Vol.119 ノア、新日、全日の今


 ノアは今のプロレス界で一番活気があり、まともなプロレスを見せる団体でしょう。ただインパクトのないカードだと武道館にも空席があるというのが現状です。18日の武道館大会がそうでした。
 メインは力皇対三沢のGHCヘビー級選手権でしたが、力皇は小橋から王座を奪取した試合も、過去2度の防衛戦も、すべて納得のいく内容ではありませんでした。この日も内容的には王者失格の試合で、結果としては三沢が負けてしまうということで不満が残ってしまいました。メインがこれでは、興行としてはすべて駄目ということになります。セミまでは盛り上がっていたのですが。
 セミの小橋&田上対天龍&秋山はいい試合でした。天龍と小橋のチョップ合戦は素晴らしかったです。何故かたまに爆発する田上も健闘し、秋山からフォールを奪いました。KENTA対SUWAのGHCジュニア戦は、一度はすぐにSUWAの反則負けとなりましたが、ジョー樋口の裁定で再試合となり、KENTAが勝ちましたが、GHCの権威というならば、反則負けで終わりで良かったと思います。結局、試合を成立させたSUWAのヒール振りは中途半端でした。それでもこの試合も盛り上がっていました。
 ノアの盛り上がりは、何か内輪の盛り上がりという気がします。

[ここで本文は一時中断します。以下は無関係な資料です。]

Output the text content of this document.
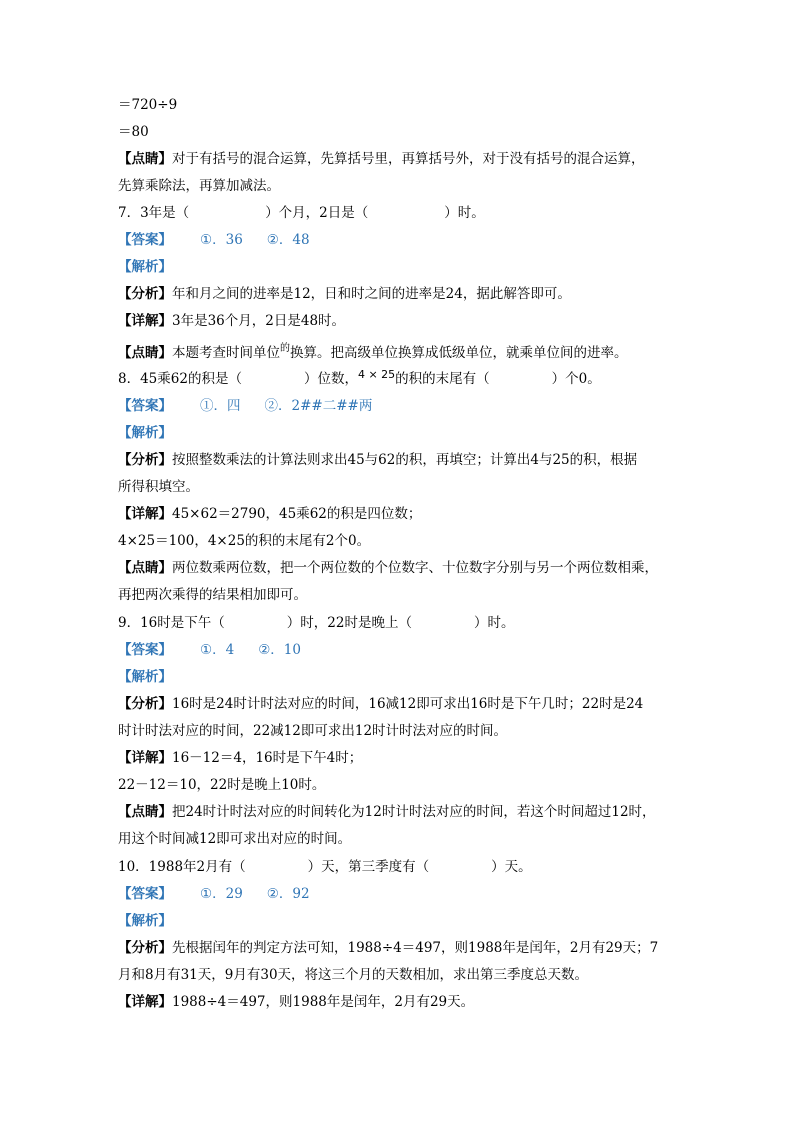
＝720÷9
＝80
【点睛】对于有括号的混合运算，先算括号里，再算括号外，对于没有括号的混合运算，
先算乘除法，再算加减法。
7．3年是（	）个月，2日是（	）时。
【答案】 ①．36 ②．48
【解析】
【分析】年和月之间的进率是12，日和时之间的进率是24，据此解答即可。
【详解】3年是36个月，2日是48时。
【点睛】本题考查时间单位$^的$换算。把高级单位换算成低级单位，就乘单位间的进率。
8．45乘62的积是（	）位数，$^{4 \times 25}$的积的末尾有（	）个0。
【答案】 ①．四 ②．2##二##两
【解析】
【分析】按照整数乘法的计算法则求出45与62的积，再填空；计算出4与25的积，根据
所得积填空。
【详解】45×62＝2790，45乘62的积是四位数；
4×25＝100，4×25的积的末尾有2个0。
【点睛】两位数乘两位数，把一个两位数的个位数字、十位数字分别与另一个两位数相乘，
再把两次乘得的结果相加即可。
9．16时是下午（	）时，22时是晚上（	）时。
【答案】 ①．4 ②．10
【解析】
【分析】16时是24时计时法对应的时间，16减12即可求出16时是下午几时；22时是24
时计时法对应的时间，22减12即可求出12时计时法对应的时间。
【详解】16－12＝4，16时是下午4时；
22－12＝10，22时是晚上10时。
【点睛】把24时计时法对应的时间转化为12时计时法对应的时间，若这个时间超过12时，
用这个时间减12即可求出对应的时间。
10．1988年2月有（	）天，第三季度有（	）天。
【答案】 ①．29 ②．92
【解析】
【分析】先根据闰年的判定方法可知，1988÷4＝497，则1988年是闰年，2月有29天；7
月和8月有31天，9月有30天，将这三个月的天数相加，求出第三季度总天数。
【详解】1988÷4＝497，则1988年是闰年，2月有29天。
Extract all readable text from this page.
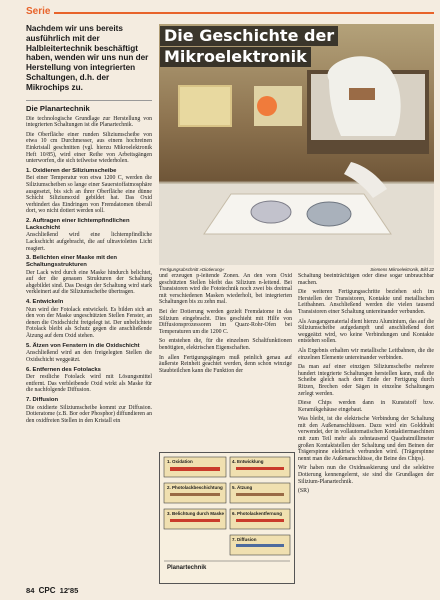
Serie
Nachdem wir uns bereits ausführlich mit der Halbleitertechnik beschäftigt haben, wenden wir uns nun der Herstellung von integrierten Schaltungen, d.h. der Mikrochips zu.
Die Planartechnik

Die technologische Grundlage zur Herstellung von integrierten Schaltungen ist die Planartechnik.

Die Oberfläche einer runden Siliziumscheibe von etwa 10 cm Durchmesser, aus einem hochreinen Einkristall geschnitten (vgl. hierzu Mikroelektronik Heft 10/85), wird einer Reihe von Arbeitsgängen unterworfen, die sich teilweise wiederholen.

1. Oxidieren der Siliziumscheibe

Bei einer Temperatur von etwa 1200 C, werden die Siliziumscheiben so lange einer Sauerstoffatmosphäre ausgesetzt, bis sich an ihrer Oberfläche eine dünne Schicht Siliziumoxid gebildet hat. Das Oxid verhindert das Eindringen von Fremdatomen überall dort, wo nicht dotiert werden soll.

2. Auftragen einer lichtempfindlichen Lackschicht

Anschließend wird eine lichtempfindliche Lackschicht aufgebracht, die auf ultraviolettes Licht reagiert.

3. Belichten einer Maske mit den Schaltungsstrukturen

Der Lack wird durch eine Maske hindurch belichtet, auf der die genauen Strukturen der Schaltung abgebildet sind. Das Design der Schaltung wird stark verkleinert auf die Siliziumscheibe übertragen.

4. Entwickeln

Nun wird der Fotolack entwickelt. Es bilden sich an den von der Maske ungeschützten Stellen Fenster, an denen die Oxidschicht freigelegt ist. Der unbelichtete Fotolack bleibt als Schutz gegen die anschließende Ätzung auf dem Oxid stehen.

5. Ätzen von Fenstern in die Oxidschicht

Anschließend wird an den freigelegten Stellen die Oxidschicht weggeätzt.

6. Entfernen des Fotolacks

Der restliche Fotolack wird mit Lösungsmittel entfernt. Das verbleibende Oxid wirkt als Maske für die nachfolgende Diffusion.

7. Diffusion

Die oxidierte Siliziumscheibe kommt zur Diffusion. Dotieratome (z.B. Bor oder Phosphor) diffundieren an den oxidfreien Stellen in den Kristall ein

Die Geschichte der
Mikroelektronik
Fertigungsabschnitt »Diotierung«	Siemens Mikroelektronik, Bild 22

und erzeugen p-leitende Zonen. An den vom Oxid geschützten Stellen bleibt das Silizium n-leitend. Bei Transistoren wird die Fototechnik noch zwei bis dreimal mit verschiedenen Masken wiederholt, bei integrierten Schaltungen bis zu zehn mal.

Bei der Dotierung werden gezielt Fremdatome in das Silizium eingebracht. Dies geschieht mit Hilfe von Diffusionsprozessoren im Quarz-Rohr-Ofen bei Temperaturen um die 1200 C.

So entstehen die, für die einzelnen Schaltfunktionen benötigten, elektrischen Eigenschaften.

In allen Fertigungsgängen muß peinlich genau auf äußerste Reinheit geachtet werden, denn schon winzige Staubteilchen kann die Funktion der

1. Oxidation	4. Entwicklung
2. Photolackbeschichtung 5. Ätzung
3. Belichtung durch Maske 6. Photolackentfernung
7. Diffusion
Planartechnik

Schaltung beeinträchtigen oder diese sogar unbrauchbar machen.

Die weiteren Fertigungsschritte beziehen sich im Herstellen der Transistoren, Kontakte und metallischen Leitbahnen. Anschließend werden die vielen tausend Transistoren einer Schaltung untereinander verbunden.

Als Ausgangsmaterial dient hierzu Aluminium, das auf die Siliziumscheibe aufgedampft und anschließend dort weggeätzt wird, wo keine Verbindungen und Kontakte entstehen sollen.

Als Ergebnis erhalten wir metallische Leitbahnen, die die einzelnen Elemente untereinander verbinden.

Da man auf einer einzigen Siliziumscheibe mehrere hundert integrierte Schaltungen herstellen kann, muß die Scheibe gleich nach dem Ende der Fertigung durch Ritzen, Brechen oder Sägen in einzelne Schaltungen zerlegt werden.

Diese Chips werden dann in Kunststoff bzw. Keramikgehäuse eingebaut.

Was bleibt, ist die elektrische Verbindung der Schaltung mit den Außenanschlüssen. Dazu wird ein Golddraht verwendet, der in vollautomatischen Kontaktiermaschinen mit zum Teil mehr als zehntausend Quadratmillimeter großen Kontaktstellen der Schaltung und den Beinen der Trägerspinne elektrisch verbunden wird. (Trägerspinne nennt man die Außenanschlüsse, die Beine des Chips).

Wir haben nun die Oxidmaskierung und die selektive Dotierung kennengelernt, sie sind die Grundlagen der Silizium-Planartechnik.

(SR)

84 CPC 12'85
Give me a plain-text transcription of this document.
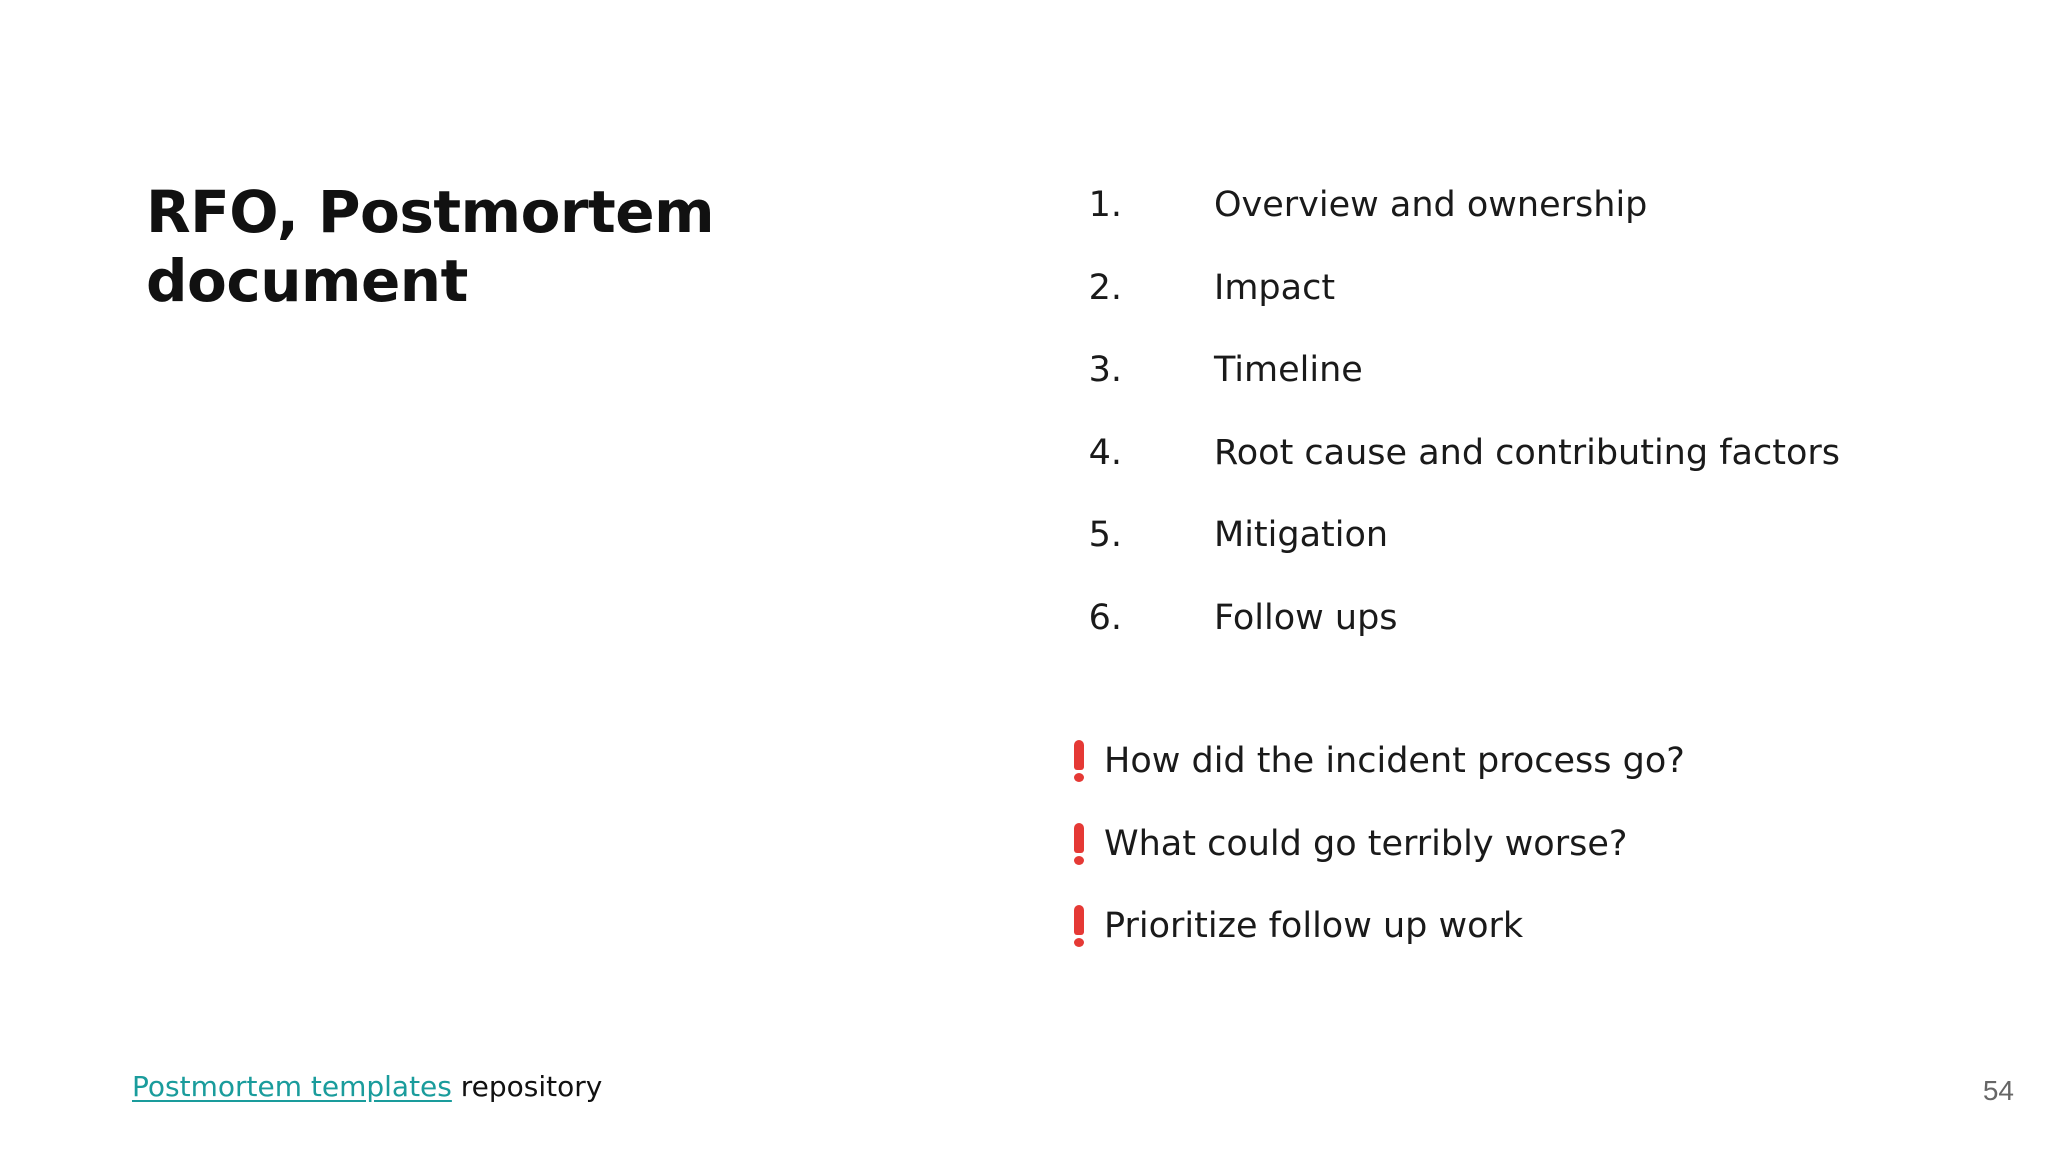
RFO, Postmortem
document
1.	Overview and ownership
2.	Impact
3.	Timeline
4.	Root cause and contributing factors
5.	Mitigation
6.	Follow ups
How did the incident process go?
What could go terribly worse?
Prioritize follow up work
Postmortem templates repository	54
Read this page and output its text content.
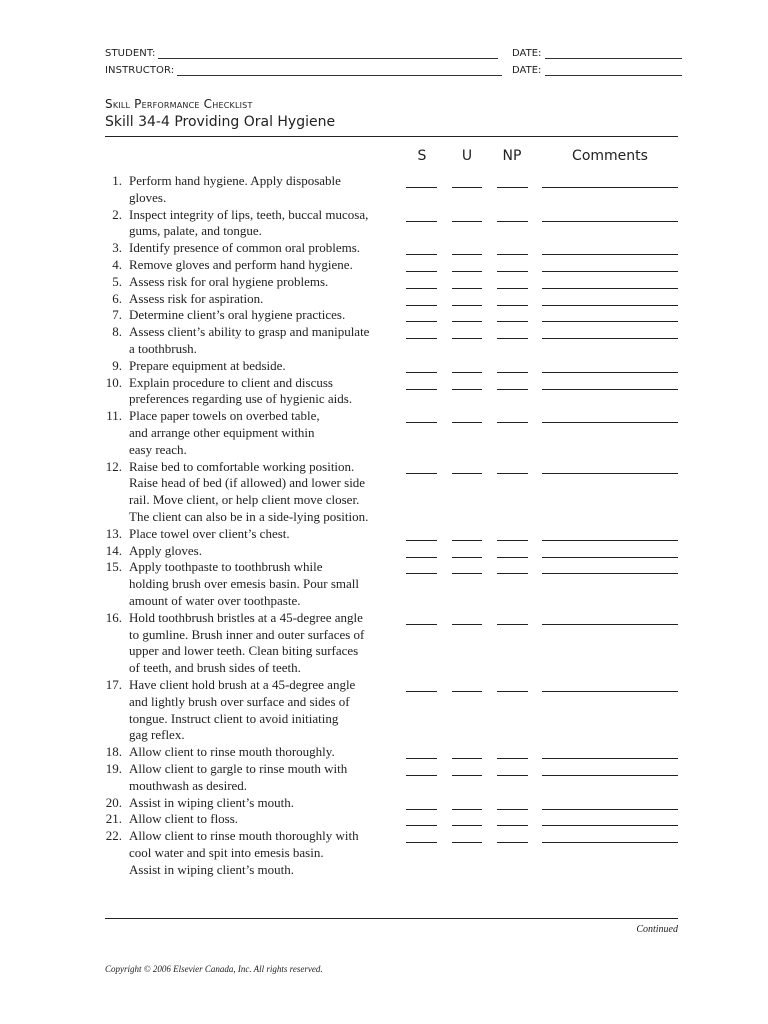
STUDENT:	DATE:
INSTRUCTOR:	DATE:
Skill Performance Checklist
Skill 34-4 Providing Oral Hygiene
S	U	NP	Comments
1. Perform hand hygiene. Apply disposable
gloves.
2. Inspect integrity of lips, teeth, buccal mucosa,
gums, palate, and tongue.
3. Identify presence of common oral problems.
4. Remove gloves and perform hand hygiene.
5. Assess risk for oral hygiene problems.
6. Assess risk for aspiration.
7. Determine client’s oral hygiene practices.
8. Assess client’s ability to grasp and manipulate
a toothbrush.
9. Prepare equipment at bedside.
10. Explain procedure to client and discuss
preferences regarding use of hygienic aids.
11. Place paper towels on overbed table,
and arrange other equipment within
easy reach.
12. Raise bed to comfortable working position.
Raise head of bed (if allowed) and lower side
rail. Move client, or help client move closer.
The client can also be in a side-lying position.
13. Place towel over client’s chest.
14. Apply gloves.
15. Apply toothpaste to toothbrush while
holding brush over emesis basin. Pour small
amount of water over toothpaste.
16. Hold toothbrush bristles at a 45-degree angle
to gumline. Brush inner and outer surfaces of
upper and lower teeth. Clean biting surfaces
of teeth, and brush sides of teeth.
17. Have client hold brush at a 45-degree angle
and lightly brush over surface and sides of
tongue. Instruct client to avoid initiating
gag reflex.
18. Allow client to rinse mouth thoroughly.
19. Allow client to gargle to rinse mouth with
mouthwash as desired.
20. Assist in wiping client’s mouth.
21. Allow client to floss.
22. Allow client to rinse mouth thoroughly with
cool water and spit into emesis basin.
Assist in wiping client’s mouth.
Continued
Copyright © 2006 Elsevier Canada, Inc. All rights reserved.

プロレスの外側にまで訴えるものがありません。ノアはずっとそういうスタンスでやっているので、それはそれでいいのでしょうが。
 プロレスの外側まで訴える力を持っていたのは新日でした。今やそんなパワーはなく、それがプロレスの低迷の原因なのですが。その新日のドームのカードが発表されました。心引かれるカードは一つもありませんでした。レスナーはそれほど魅力のあるレスラーとは思えませんが、迎え撃つ新日の選手にも魅力がありません。結局、藤田と蝶野との3WAY戦というIWGPの権威を落とすような試合になりました。他のWWEリストラ組も、迎え撃つTJの面々も魅力に乏しいです。唐突に始まった感のあるゼロワンMAXとの全面抗争も、かつてのまだましだった頃の新日の再現ですから、それなりの試合はするでしょうが、ゼロワンMAXは結局、新日に戻って来てしまうのであれば、出て行った意味がないと思います。再建を期してのドーム大会ということですが、悲惨な結果になると思います。
 全日は曙がシリーズ全戦に参加し、盛り上がっているようです。曙については、K−1や総合で結果を出せなかったのに、プロレスで成功なんてしてもらっては、またプロレスの権威が落ちるということで、最初から拒絶意識がありますが、WWEとW−1で見た限りではプロレスの才能もないと思いました。今の曙は見ていないので、報道で良く伝えられていることが信じられない想いです。ノア同様、小島がチャンピオンというのも、まだ納得がいきません。
 結局のところ、BMLの前田が言うように、総合でも通用するプロレスラーの登場がプロレス再興の決め手だと思うのです。柴田や村上では役不足ですが。そんなレスラーを育成するのはやはり新日の役目だと思います。